Che cos'è l'EMDR?
L'EMDR (Eye Movement Desensitization and Reprocessing) è un approccio psicoterapeutico riconosciuto a livello internazionale, utilizzato per il trattamento dei traumi e di altre esperienze di vita particolarmente stressanti.
Quando viviamo un evento difficile, il nostro cervello è normalmente in grado di elaborarlo e integrarlo nella nostra storia personale. In alcune situazioni, però, questo processo può interrompersi e il ricordo dell'esperienza continua a influenzare il presente, provocando sofferenza emotiva, pensieri ricorrenti o reazioni intense.
L'EMDR aiuta il cervello a riprendere questo naturale processo di elaborazione, permettendo al ricordo di perdere gradualmente la sua carica emotiva e di essere vissuto in modo meno doloroso.
Quando può essere utile?
L'EMDR è indicato nel trattamento di eventi traumatici di diversa natura, sia legati a episodi improvvisi sia a esperienze che si sono ripetute nel tempo.
Può essere utile, ad esempio, in presenza di:
-
traumi psicologici;
-
lutti;
-
incidenti;
-
esperienze di violenza o abuso;
-
eventi medici particolarmente stressanti;
-
difficoltà legate all'ansia, agli attacchi di panico o alle fobie;
-
esperienze relazionali dolorose;
-
situazioni che continuano a influenzare il benessere emotivo nonostante siano trascorse da tempo.
L'EMDR può inoltre essere integrato in percorsi di psicoterapia per affrontare blocchi emotivi, rafforzare le proprie risorse personali e favorire una migliore gestione delle situazioni di vita particolarmente impegnative.
Come si svolge il trattamento?
Il percorso inizia sempre con alcuni colloqui dedicati alla conoscenza della persona, della sua storia e delle difficoltà presentate.
Insieme vengono individuate le esperienze che possono aver contribuito al problema attuale e viene definito un piano di trattamento personalizzato.
Durante le sedute, la persona viene guidata a richiamare il ricordo dell'esperienza da elaborare mentre il terapeuta utilizza una stimolazione bilaterale, generalmente attraverso movimenti oculari o altre modalità equivalenti, sempre nel rispetto dei tempi e delle caratteristiche individuali.
L'obiettivo non è dimenticare ciò che è accaduto, ma permettere al ricordo di essere elaborato in modo più adattivo, riducendo la sofferenza emotiva che ancora provoca.
L'EMDR è adatto a tutti?
L'EMDR può essere utilizzato con adolescenti e adulti e, con modalità specifiche, anche con i bambini.
Come per ogni intervento psicoterapeutico, è il professionista a valutare se rappresenti il trattamento più indicato in base alla storia, ai bisogni e agli obiettivi della persona.
Nel mio lavoro clinico, l'EMDR non viene considerato una tecnica da applicare automaticamente, ma uno strumento che, quando appropriato, si integra con l'approccio sistemico-relazionale all'interno di un percorso terapeutico costruito su misura.
Domande frequenti
L'EMDR utilizza l'ipnosi?
No.

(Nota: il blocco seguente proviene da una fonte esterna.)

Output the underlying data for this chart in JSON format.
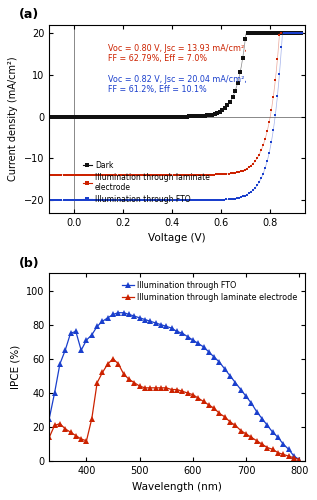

Durante la seduta la persona rimane sempre consapevole, vigile e partecipe del lavoro terapeutico.
È necessario raccontare ogni dettaglio dell'esperienza?
Non sempre. Il trattamento si svolge nel rispetto dei tempi della persona e non richiede necessariamente una descrizione dettagliata dell'evento.
Quante sedute sono necessarie?
Non esiste un numero prestabilito. La durata del trattamento dipende dalla storia della persona, dal tipo di esperienza da elaborare e dagli obiettivi condivisi nel percorso terapeutico.